Après la mort de Pilsudski, les dirigeants polonais ont continué à rêver d’une expansion territoriale jusqu’aux frontières de la Grande Pologne, confins quasi mythiques d’un passé lointain. Pour réaliser ce rêve, de nombreuses possibilités semblaient exister à l’est, et en particulier en Ukraine, dans une partie de l’Union soviétique qui s’étendait de manière invitante entre la Pologne et la mer Noire. En dépit de différends avec l’Allemagne et d’une alliance formelle avec la France, qui comptait sur l’aide de la Pologne en cas de conflit avec l’Allemagne, Pilsudski lui-même, puis ses successeurs, ont flirté avec le régime nazi dans l’espoir d’une conquête conjointe des territoires soviétiques. L’antisémitisme était un autre dénominateur commun de deux régimes qui avaient mis au point des stratagèmes visant à se débarrasser de leurs minorités juives, par exemple via leur déportation en Afrique.
Le rapprochement de Varsovie avec Berlin reflétait la mégalomanie et la naïveté des dirigeants polonais, qui estimaient que leur pays était une grande puissance du même calibre que l’Allemagne, une puissance que Berlin respecterait et traiterait comme un partenaire à part entière. Les nazis ont allumé cette illusion, car ils ont ainsi affaibli l’alliance entre la Pologne et la France. Les ambitions orientales de la Pologne ont également été encouragées par le Vatican, qui s’attendait à des dividendes considérables des conquêtes de la Pologne catholique dans une Ukraine essentiellement orthodoxe, considérée comme mûre pour une conversion au catholicisme. C’est dans ce contexte qu’un nouveau mythe a été évoqué par la machine de propagande de Goebbels en collaboration avec la Pologne et le Vatican, à savoir la fiction d’une famine orchestrée par Moscou en Ukraine; L’idée était de pouvoir y présenter les futures interventions armées polonaises et allemandes comme une action humanitaire.

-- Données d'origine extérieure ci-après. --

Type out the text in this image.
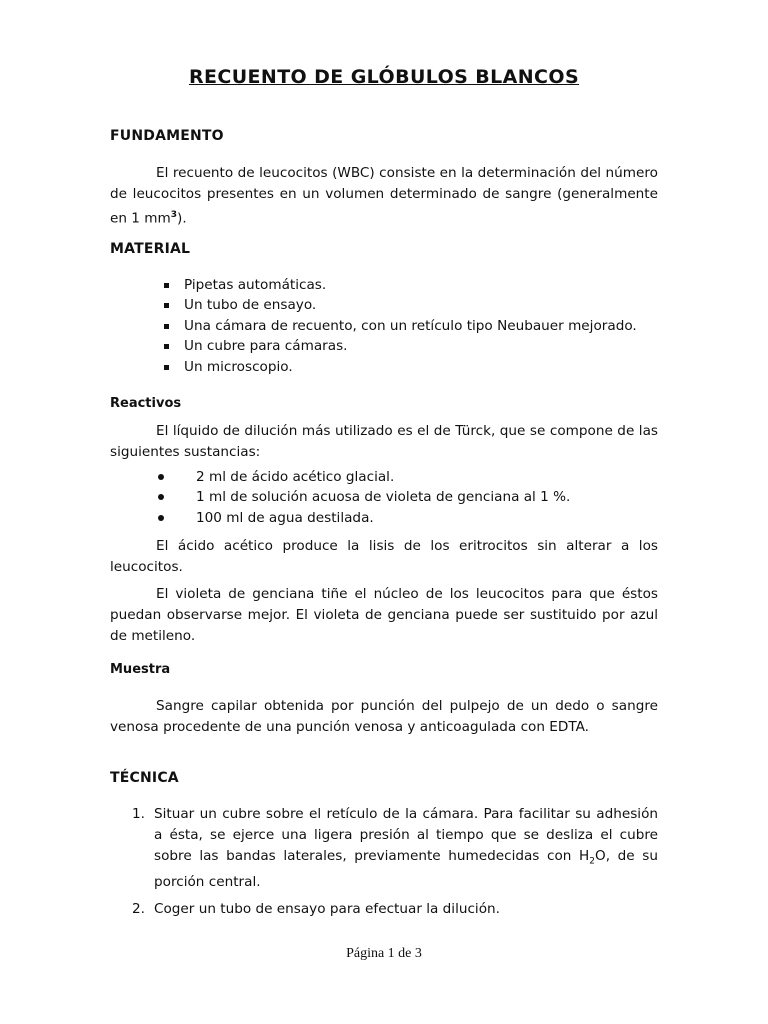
RECUENTO DE GLÓBULOS BLANCOS
FUNDAMENTO
El recuento de leucocitos (WBC) consiste en la determinación del número de leucocitos presentes en un volumen determinado de sangre (generalmente en 1 $mm^3$).
MATERIAL
Pipetas automáticas.
Un tubo de ensayo.
Una cámara de recuento, con un retículo tipo Neubauer mejorado.
Un cubre para cámaras.
Un microscopio.
Reactivos
El líquido de dilución más utilizado es el de Türck, que se compone de las siguientes sustancias:
2 ml de ácido acético glacial.
1 ml de solución acuosa de violeta de genciana al 1 %.
100 ml de agua destilada.
El ácido acético produce la lisis de los eritrocitos sin alterar a los leucocitos.
El violeta de genciana tiñe el núcleo de los leucocitos para que éstos puedan observarse mejor. El violeta de genciana puede ser sustituido por azul de metileno.
Muestra
Sangre capilar obtenida por punción del pulpejo de un dedo o sangre venosa procedente de una punción venosa y anticoagulada con EDTA.
TÉCNICA
1. Situar un cubre sobre el retículo de la cámara. Para facilitar su adhesión a ésta, se ejerce una ligera presión al tiempo que se desliza el cubre sobre las bandas laterales, previamente humedecidas con $H_2O$, de su porción central.
2. Coger un tubo de ensayo para efectuar la dilución.
Página 1 de 3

Ce mythe devait être ressuscité pendant la guerre froide et devenir le mythe de la création de l’État ukrainien indépendant issu des ruines de l’Union soviétique. (Pour une vue objective de cette famine, nous renvoyons aux nombreux articles de l’historien américain Mark Tauger, expert en histoire de l’agriculture soviétique; ils ont été publiés ensemble dans une édition française, Famine et transformation agricole en URSS.)
La connaissance de ce contexte nous permet de comprendre l’attitude du gouvernement polonais à l’époque des négociations pour un front de défense commun contre l’Allemagne nazie. Varsovie a entravé ces négociations, non par peur de l’Union soviétique, mais au contraire à cause des aspirations antisoviétiques et de son rapprochement concomitant avec l’Allemagne nazie. À cet égard, l’élite polonaise s’est retrouvée sur la même longueur d’onde que ses homologues britanniques et français. On peut donc aussi comprendre pourquoi, après la conclusion de l’accord de Munich, qui a permis à l’Allemagne nazie d’annexer la région des Sudètes, la Pologne s’est emparée d’un morceau du butin territorial tchécoslovaque, à savoir la ville de Teschen et ses environs. En descendant “comme une hyène” dans cette partie de la Tchécoslovaquie, comme l’a fait remarquer Churchill, le régime polonais a révélé ses véritables intentions – et sa complicité avec Hitler.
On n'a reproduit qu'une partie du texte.